I'd already tried Racket in school and didn't like it. The runtime was a bit slow and bloated for my tastes.
I had seen lisp-lang.org shared on the Orange Site. I was impressed with the site. I came back to it later after I first saw it and thought, why not. Maybe I'll give Common Lisp a shot.
Magic Happens Here
I will spare the reader the full narrative of my learning CL. It was a rough ride learning the language. (I went about it the wrong way, getting CLtLv2 for Christmas and reading through that. I eventually found the HyperSpec and started reading that as well.)
There were some weird things I didn't expect to find about CL. It's a standardized language, more like C than Java that way. There are many compilers, interpreters, and runtimes that implement that standard. There's even a tool to help install them all and wrangle them. The most popular one according to the community is SBCL.
If I had heard about Janet when starting this hunt, I might have stopped there and not gone on to CL. Nice syntax, small, fast executables, C FFI, a fun intro book. It checks all my boxes.
However, I'm glad I did learn CL first, because I think I'd miss the CLOS and the Conditions System, things I learned about later in my journey. Common Lisp is just a bit of a stronger language.
Requirements Met
I found answers to all my questions, and decided my next lisp was going to be Common Lisp. I've been coding in it ever since. Here are the things I found:
- Standalone Executables: there are lots of ways to do this in Common Lisp. I summarize my favorite way in another blog post. Start up times range from a fraction of a second to nearly instant, depending on if you compile the executable with compression or not. This is not a bolt-on feature; it's a first-class-citizen way to distribute Lisp programs.
- Vim Workflow: There are a lot of good ones here, but I eventually settled into a Vim workflow of my own. Readers may also be interested to know that I found VS Code perfectly usable as a Common Lisp IDE.
- Windows/Mac/Linux Support: SBCL, a popular implementation and compiler for Common Lisp, supports The Big Three relatively well, as outlined in the blog post linked in point #1.
- Larger Imperative Ecosystem: Most implementations actually hook into the C programming language pretty well through the CFFI. That works for me.
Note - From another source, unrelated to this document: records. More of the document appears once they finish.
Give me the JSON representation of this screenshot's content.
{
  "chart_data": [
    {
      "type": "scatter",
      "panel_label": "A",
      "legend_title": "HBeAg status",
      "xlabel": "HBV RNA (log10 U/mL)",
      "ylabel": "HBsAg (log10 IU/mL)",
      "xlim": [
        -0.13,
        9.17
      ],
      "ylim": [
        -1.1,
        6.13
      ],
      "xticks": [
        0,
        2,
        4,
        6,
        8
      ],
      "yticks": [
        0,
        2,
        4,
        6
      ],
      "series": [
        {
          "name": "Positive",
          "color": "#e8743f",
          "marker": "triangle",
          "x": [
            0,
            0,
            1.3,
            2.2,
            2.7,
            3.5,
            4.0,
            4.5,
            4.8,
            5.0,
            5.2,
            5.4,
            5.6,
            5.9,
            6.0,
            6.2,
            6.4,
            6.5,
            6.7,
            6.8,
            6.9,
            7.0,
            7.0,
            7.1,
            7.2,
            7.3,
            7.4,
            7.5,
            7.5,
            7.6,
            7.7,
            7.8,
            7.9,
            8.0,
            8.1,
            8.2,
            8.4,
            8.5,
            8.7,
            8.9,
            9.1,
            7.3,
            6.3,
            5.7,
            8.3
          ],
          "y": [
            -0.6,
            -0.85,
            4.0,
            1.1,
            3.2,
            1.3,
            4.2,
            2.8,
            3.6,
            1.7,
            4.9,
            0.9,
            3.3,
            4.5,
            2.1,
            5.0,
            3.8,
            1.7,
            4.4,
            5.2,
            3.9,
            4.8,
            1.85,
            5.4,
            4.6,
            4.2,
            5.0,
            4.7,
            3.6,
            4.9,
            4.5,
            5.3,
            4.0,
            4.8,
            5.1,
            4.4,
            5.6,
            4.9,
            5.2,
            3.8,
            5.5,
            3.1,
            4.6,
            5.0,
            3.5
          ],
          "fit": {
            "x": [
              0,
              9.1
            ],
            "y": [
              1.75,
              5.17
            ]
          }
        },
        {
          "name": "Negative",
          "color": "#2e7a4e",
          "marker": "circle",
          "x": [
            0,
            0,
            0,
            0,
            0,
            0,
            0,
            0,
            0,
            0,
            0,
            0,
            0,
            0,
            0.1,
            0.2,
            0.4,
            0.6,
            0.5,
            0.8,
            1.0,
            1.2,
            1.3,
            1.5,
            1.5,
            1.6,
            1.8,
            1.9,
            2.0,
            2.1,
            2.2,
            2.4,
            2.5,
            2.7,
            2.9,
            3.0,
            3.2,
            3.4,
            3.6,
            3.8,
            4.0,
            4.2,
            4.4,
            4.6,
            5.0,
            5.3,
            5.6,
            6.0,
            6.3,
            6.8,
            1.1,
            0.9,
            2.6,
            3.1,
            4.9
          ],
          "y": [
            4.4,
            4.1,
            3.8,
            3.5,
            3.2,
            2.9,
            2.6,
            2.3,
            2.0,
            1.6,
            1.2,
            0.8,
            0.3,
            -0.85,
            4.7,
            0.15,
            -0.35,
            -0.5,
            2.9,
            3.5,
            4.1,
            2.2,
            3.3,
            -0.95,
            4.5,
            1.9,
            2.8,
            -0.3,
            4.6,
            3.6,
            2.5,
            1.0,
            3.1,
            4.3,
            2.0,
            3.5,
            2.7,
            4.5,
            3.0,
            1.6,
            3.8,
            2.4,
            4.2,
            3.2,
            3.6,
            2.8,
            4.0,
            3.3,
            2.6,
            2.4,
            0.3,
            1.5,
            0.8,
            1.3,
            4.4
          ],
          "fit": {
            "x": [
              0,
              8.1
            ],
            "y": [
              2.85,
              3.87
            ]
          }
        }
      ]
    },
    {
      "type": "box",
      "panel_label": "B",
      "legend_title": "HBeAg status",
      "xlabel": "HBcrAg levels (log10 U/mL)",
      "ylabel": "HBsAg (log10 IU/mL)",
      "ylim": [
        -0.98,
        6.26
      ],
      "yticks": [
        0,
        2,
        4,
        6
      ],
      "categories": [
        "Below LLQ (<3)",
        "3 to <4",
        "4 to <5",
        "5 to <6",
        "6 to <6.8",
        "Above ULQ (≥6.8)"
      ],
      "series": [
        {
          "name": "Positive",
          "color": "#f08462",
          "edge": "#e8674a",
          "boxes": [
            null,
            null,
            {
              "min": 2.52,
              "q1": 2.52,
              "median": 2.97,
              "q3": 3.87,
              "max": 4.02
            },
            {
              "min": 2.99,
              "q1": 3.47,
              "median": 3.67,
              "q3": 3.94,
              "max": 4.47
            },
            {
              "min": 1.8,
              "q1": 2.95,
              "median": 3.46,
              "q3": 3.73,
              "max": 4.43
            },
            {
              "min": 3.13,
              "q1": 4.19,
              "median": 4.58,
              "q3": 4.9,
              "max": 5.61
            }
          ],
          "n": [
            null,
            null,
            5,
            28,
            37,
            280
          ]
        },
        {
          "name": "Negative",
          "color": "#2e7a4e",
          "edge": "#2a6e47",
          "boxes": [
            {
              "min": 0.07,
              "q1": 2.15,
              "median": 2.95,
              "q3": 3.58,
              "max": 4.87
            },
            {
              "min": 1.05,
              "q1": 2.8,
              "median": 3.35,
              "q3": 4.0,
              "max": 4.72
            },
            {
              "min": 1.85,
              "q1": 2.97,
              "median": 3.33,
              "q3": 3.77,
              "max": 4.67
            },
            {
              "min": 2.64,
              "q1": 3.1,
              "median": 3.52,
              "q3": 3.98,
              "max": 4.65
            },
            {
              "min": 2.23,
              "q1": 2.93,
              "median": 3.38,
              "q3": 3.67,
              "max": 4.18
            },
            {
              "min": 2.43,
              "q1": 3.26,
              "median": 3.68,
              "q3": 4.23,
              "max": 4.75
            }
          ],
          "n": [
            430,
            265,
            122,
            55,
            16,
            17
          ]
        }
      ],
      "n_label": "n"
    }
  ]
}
- Runtime Speed: SBCL is crazy fast.
- Multithreading: While the Common Lisp standard does not make provisions for multithreading, all major implementations do support it and their differences are papered over with a library called Bordeaux-Threads. This library serves as an underpinning for the lparallel library, an excellent library for multithreading. There's also cl-async and blackbird for asynchronous programming and promises, respectively.
- Strong Community: I discovered the community as I did the rest of the language -- in fits and starts. A good summary of the community (as it was in 2024) is summarized in the Common Lisp Community Survey 2024. CL features prominently at the European Lisp Symposium. CL has a strong blogosphere and subreddit.
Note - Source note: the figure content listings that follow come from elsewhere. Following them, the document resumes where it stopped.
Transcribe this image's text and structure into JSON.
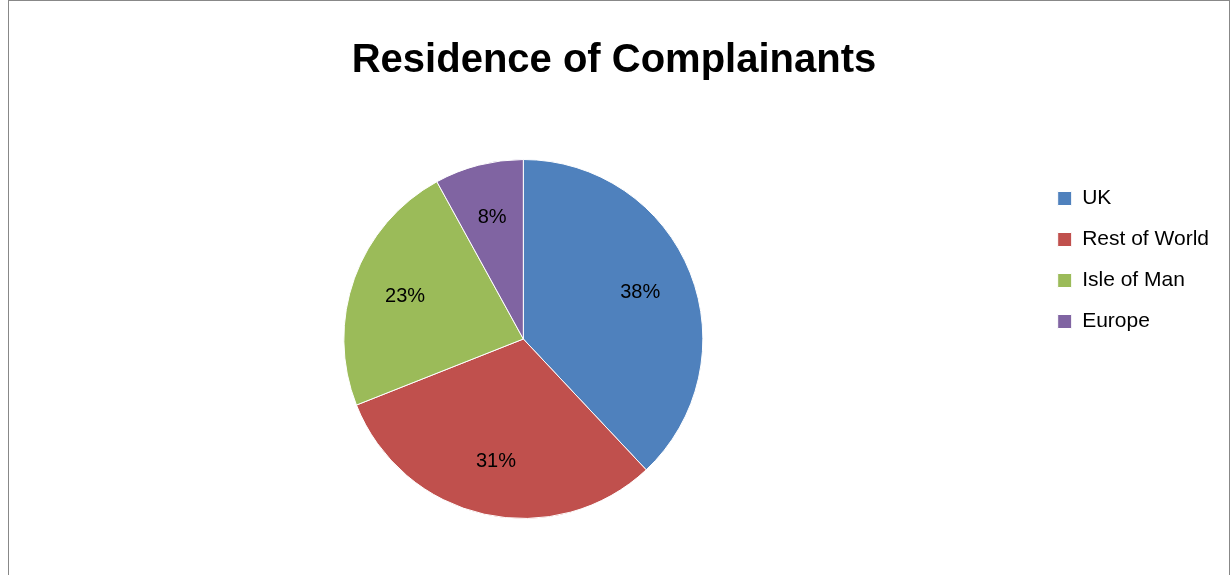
{
  "chart_data": {
    "type": "pie",
    "title": "Residence of Complainants",
    "categories": [
      "UK",
      "Rest of World",
      "Isle of Man",
      "Europe"
    ],
    "values": [
      38,
      31,
      23,
      8
    ],
    "colors": [
      "#4f81bd",
      "#c0504d",
      "#9bbb59",
      "#8064a2"
    ],
    "value_labels": [
      "38%",
      "31%",
      "23%",
      "8%"
    ],
    "legend": "right"
  }
}
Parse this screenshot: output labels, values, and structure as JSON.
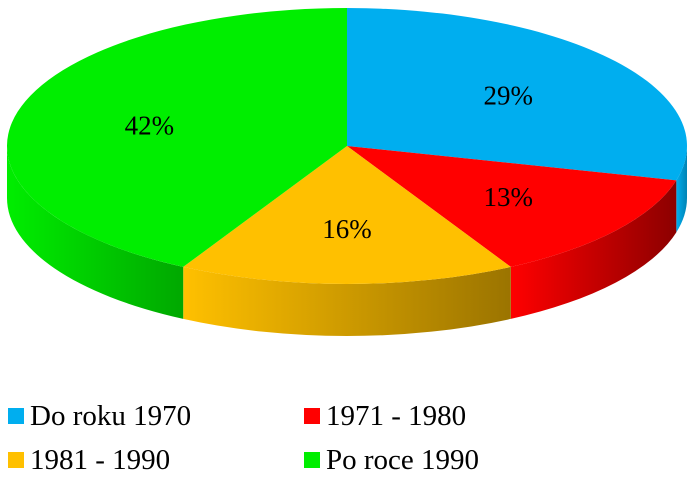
{
  "chart_data": {
    "type": "pie",
    "style": "3d",
    "title": "",
    "legend_position": "bottom",
    "slices": [
      {
        "label": "Do roku 1970",
        "value": 29,
        "value_label": "29%",
        "color": "#00AEEF",
        "side_color": "#0083B4"
      },
      {
        "label": "1971 - 1980",
        "value": 13,
        "value_label": "13%",
        "color": "#FF0000",
        "side_color": "#8C0000"
      },
      {
        "label": "1981 - 1990",
        "value": 16,
        "value_label": "16%",
        "color": "#FFC000",
        "side_color": "#9B7400"
      },
      {
        "label": "Po roce 1990",
        "value": 42,
        "value_label": "42%",
        "color": "#00EE00",
        "side_color": "#00A800"
      }
    ]
  }
}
- Ecosystem: The ecosystem is pretty great. Most folks use Quicklisp, though I use OCICL for package management. The Common Lisp Cookbook, the CLiki, and Awesome CL provide nice survey of available libraries and techniques. Here are some answers to those particular libary queries I had:
New Friends Take Note
I wrote this blog post because I noticed that there have been more newcomers on the Common Lisp Discord and they've been asking the same questions I was when I was first looking at the language. I wanted to lay down a bit of history around why I came to Common Lisp, and how I acclimated to the language. I hope it may be helpful to those new to or curious about Common Lisp.